The weather this coming week looks very good for boating, and I think I’ll get back out and chalk off another 30 or 40 landings. I do not go far from the dock, because anyone can stand behind a wheel and go straight. My aim is to get better in tight spaces.
But I still do not know how to tie a bowline.
September
As time goes on, I become more of a fan of summer, which makes the transition into fall less desirable. Before I embarked on this life of Eastern Shore domesticity, I was a fall and winter man, not just because of my pasty whiteness, but because I did not like the rain or the heat. I was one of those kids who did not like summer vacation—year-round school would definitely have been my jam. But as I got older, I found that even our tamer winters can last too long, and I have grown to love the unbelievably beautiful assortment of flowers and flowering trees that Catherine nurtures from March through October.
I learned this love of summer from her. Again, back in the early days of our courting (begun in late July), I realized that this woman I was falling in love with almost never wore shoes. I wrote a poem about her and the girls that first summer that I cannot seem to find, and I called it “Dirty Feet Girls”. I was never unshod. Of late, you can occasionally find me barefooted.
Unlike any adult in my universe at the time, the end of summer impacted Catherine mightily. She was an Eastern Shore girl, a sailor. She packed a lot of living into those three months, and the calendar change to September—bringing with it school (first for her, then the Kittens) was really meaningful. As a hard-bitten 42-year-old man, who had at that point been working for 21 years, the end of summer meant little or nothing. September 1st was just another day. Hell, Labor Day Weekend was just another long weekend.
But I find myself these days where Catherine is. I woke up on September 1st and looked out at the river with a little sadness. Summer is ending. The slow pace of August will soon be destroyed by work and elections and continuing resolutions and legislative sclerosis. Shortly, I will hear the first geese in the cove, a cacophony that will be a constant for a few months. Football has begun, or at least whatever it is masquerading as football in Charlottesville these days.
I will miss summer, and I will spend a good part of the next few months making schemes for how I will enjoy it more next summer. I only paddle-boarded once this year. I hit balls on the driving range, but I did not actually PLAY any golf.
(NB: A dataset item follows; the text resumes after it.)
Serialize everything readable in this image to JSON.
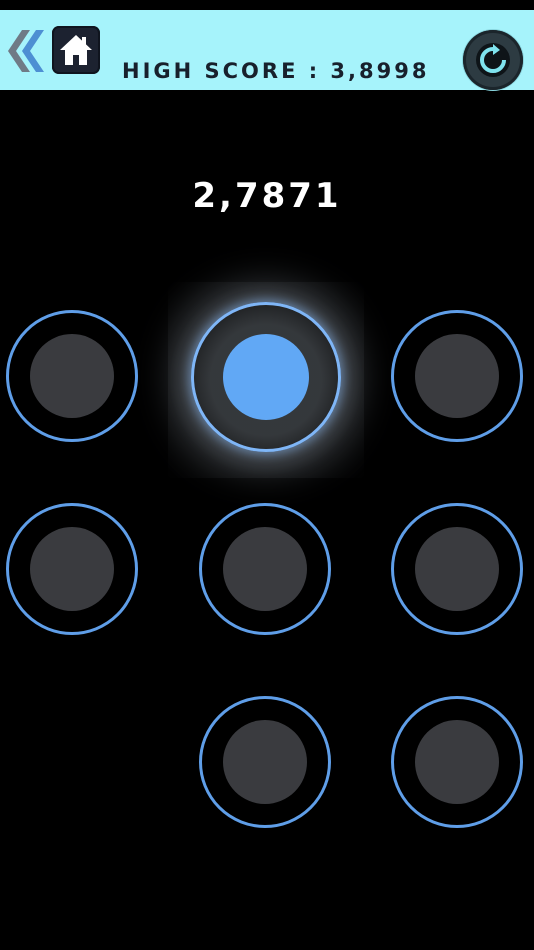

I still owe Catherine a full-moon row on the Miles.
Nice ode to summer. A couple of weeks ago, Waze redirected me through your area (US 50 across the bridge by Annapolis) on the biannual trek to/from DC, dropping off my youngest at Georgetown. Beautiful country.
You should practice your bowline tying techniques while you're away for work, then whip them out next summer. You'll knock Catherine's possibly non-existent socks off!